We also have a tendency to misinterpret the passage as it says that some will be taken and some will be left behind in the fields. Some theologians and readers of the “Left Behind” series use the words “dispensationalism” and “rapture” when talking about this passage. For those of us who speak English; some believe that this passage speaks to a time when believers will be removed, taken from the earth during the final times of trial and tribulation described in the Revelation to John.

Well, this isn’t so. First, Matthew’s gospel was written before John’s Revelation. Matthew was not describing something that had yet to be described. Then we add the fact that Matthew’s gospel was written to the Jewish community and Judaism has no theology of what comes after the Messiah comes so we wouldn’t expect to find reference to what comes after the Messiah’s coming. This is one source of misunderstanding of this passage.
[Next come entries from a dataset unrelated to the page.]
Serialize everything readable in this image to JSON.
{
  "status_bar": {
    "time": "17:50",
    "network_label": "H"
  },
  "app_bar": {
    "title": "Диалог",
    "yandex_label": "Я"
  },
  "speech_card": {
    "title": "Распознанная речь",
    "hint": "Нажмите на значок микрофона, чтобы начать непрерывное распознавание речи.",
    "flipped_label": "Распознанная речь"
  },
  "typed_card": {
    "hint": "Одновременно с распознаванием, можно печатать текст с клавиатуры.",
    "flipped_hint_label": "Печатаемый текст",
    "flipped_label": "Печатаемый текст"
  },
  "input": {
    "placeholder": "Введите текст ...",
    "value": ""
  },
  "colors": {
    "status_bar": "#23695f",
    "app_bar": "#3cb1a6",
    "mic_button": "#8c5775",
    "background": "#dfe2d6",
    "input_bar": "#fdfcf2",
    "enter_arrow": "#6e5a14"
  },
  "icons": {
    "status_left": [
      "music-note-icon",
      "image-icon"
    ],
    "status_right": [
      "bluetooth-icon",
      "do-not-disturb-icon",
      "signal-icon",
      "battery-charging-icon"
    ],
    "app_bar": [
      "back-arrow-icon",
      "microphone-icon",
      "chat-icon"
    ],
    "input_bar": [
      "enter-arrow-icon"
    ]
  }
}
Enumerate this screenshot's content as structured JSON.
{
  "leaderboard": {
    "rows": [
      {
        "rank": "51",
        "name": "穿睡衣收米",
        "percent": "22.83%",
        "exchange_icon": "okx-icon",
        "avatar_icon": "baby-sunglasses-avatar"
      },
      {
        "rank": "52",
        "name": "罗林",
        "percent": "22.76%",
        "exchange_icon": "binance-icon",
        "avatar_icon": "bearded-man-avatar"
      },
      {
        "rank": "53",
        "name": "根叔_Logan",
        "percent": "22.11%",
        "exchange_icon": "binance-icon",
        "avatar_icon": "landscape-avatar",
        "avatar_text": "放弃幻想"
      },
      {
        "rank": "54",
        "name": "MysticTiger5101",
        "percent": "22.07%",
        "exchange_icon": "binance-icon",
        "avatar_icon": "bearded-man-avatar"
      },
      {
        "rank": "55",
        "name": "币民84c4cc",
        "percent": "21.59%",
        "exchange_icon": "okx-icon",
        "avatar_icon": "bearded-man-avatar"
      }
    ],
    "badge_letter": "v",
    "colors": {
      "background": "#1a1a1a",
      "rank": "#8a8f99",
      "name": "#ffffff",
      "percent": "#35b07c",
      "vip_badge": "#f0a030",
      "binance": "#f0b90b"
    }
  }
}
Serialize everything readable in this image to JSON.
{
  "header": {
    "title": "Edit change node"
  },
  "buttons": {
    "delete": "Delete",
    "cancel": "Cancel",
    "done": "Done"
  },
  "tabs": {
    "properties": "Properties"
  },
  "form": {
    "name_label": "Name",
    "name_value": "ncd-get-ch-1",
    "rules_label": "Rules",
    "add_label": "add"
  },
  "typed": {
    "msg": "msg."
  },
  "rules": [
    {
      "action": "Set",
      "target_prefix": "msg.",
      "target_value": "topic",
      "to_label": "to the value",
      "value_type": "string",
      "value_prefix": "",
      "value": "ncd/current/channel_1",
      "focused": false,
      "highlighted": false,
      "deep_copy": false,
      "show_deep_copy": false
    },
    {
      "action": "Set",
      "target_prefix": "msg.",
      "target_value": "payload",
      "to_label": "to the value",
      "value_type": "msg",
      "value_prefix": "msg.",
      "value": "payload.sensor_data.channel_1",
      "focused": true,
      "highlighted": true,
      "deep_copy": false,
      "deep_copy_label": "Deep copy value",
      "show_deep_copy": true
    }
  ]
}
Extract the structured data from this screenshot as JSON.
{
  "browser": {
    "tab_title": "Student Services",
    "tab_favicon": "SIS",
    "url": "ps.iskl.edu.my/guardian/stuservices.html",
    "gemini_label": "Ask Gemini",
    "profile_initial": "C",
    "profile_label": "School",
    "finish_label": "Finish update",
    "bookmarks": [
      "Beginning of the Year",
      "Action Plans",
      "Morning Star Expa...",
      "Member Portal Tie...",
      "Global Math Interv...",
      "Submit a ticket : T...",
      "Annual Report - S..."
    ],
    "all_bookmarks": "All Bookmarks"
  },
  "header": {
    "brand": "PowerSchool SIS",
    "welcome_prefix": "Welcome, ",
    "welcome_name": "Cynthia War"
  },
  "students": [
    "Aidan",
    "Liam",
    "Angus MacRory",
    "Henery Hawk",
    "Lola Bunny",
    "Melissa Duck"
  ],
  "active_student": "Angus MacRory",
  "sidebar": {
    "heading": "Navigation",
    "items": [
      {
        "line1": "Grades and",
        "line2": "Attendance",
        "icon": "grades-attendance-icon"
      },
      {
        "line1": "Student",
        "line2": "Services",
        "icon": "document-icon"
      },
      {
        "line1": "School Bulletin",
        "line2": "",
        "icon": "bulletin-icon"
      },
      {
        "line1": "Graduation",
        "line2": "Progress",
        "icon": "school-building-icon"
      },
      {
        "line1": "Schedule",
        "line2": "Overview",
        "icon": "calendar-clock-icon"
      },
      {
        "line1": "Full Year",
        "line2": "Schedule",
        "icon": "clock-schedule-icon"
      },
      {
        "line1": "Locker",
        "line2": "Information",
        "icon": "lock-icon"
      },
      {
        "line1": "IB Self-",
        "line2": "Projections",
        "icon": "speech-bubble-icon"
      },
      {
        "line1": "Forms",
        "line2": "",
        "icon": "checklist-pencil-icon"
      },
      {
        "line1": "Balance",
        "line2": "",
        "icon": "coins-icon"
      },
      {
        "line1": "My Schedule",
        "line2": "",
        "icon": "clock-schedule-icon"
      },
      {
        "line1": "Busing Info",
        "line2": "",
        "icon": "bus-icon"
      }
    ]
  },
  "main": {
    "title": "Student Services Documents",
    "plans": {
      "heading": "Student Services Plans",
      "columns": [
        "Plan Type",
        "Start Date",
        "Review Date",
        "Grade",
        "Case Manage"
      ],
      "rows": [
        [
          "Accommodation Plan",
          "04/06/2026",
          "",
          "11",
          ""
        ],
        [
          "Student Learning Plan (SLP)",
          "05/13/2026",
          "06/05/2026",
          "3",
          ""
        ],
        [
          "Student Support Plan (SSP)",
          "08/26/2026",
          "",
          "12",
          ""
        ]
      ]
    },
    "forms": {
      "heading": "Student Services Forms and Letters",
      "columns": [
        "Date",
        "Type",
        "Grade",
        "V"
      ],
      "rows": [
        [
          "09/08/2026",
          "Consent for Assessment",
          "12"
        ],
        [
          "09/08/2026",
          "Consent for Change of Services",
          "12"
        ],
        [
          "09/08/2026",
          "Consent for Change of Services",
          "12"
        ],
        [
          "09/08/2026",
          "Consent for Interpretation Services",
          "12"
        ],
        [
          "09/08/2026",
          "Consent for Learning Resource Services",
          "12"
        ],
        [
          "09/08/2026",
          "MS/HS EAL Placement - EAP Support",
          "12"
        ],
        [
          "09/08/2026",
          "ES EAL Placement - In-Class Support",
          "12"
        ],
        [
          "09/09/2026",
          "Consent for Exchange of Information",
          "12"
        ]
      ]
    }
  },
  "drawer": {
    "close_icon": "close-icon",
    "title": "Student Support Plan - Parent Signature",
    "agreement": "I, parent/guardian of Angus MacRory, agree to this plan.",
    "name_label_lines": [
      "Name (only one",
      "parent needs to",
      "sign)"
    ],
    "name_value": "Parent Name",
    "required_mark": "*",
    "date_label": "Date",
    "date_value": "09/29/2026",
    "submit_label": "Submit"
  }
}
Second and more importantly, Matthew was describing a people would be gathered into the holy assembly of the Church on Earth, into the body of Christ. Matthew’s gospel points to a church that is to “faithfully endure the tribulation which is part of the church’s mission.

Jesus is comparing the bringing of the people into the body of Christ the same way God describes Noah bringing the animals into the Ark. The people are gathered into the body as the people are gathered in from the fields and the mills to the community of Christ. Our mission is not to escape, but to live especially in the hard times as the body of Christ serving the world when it needs it most.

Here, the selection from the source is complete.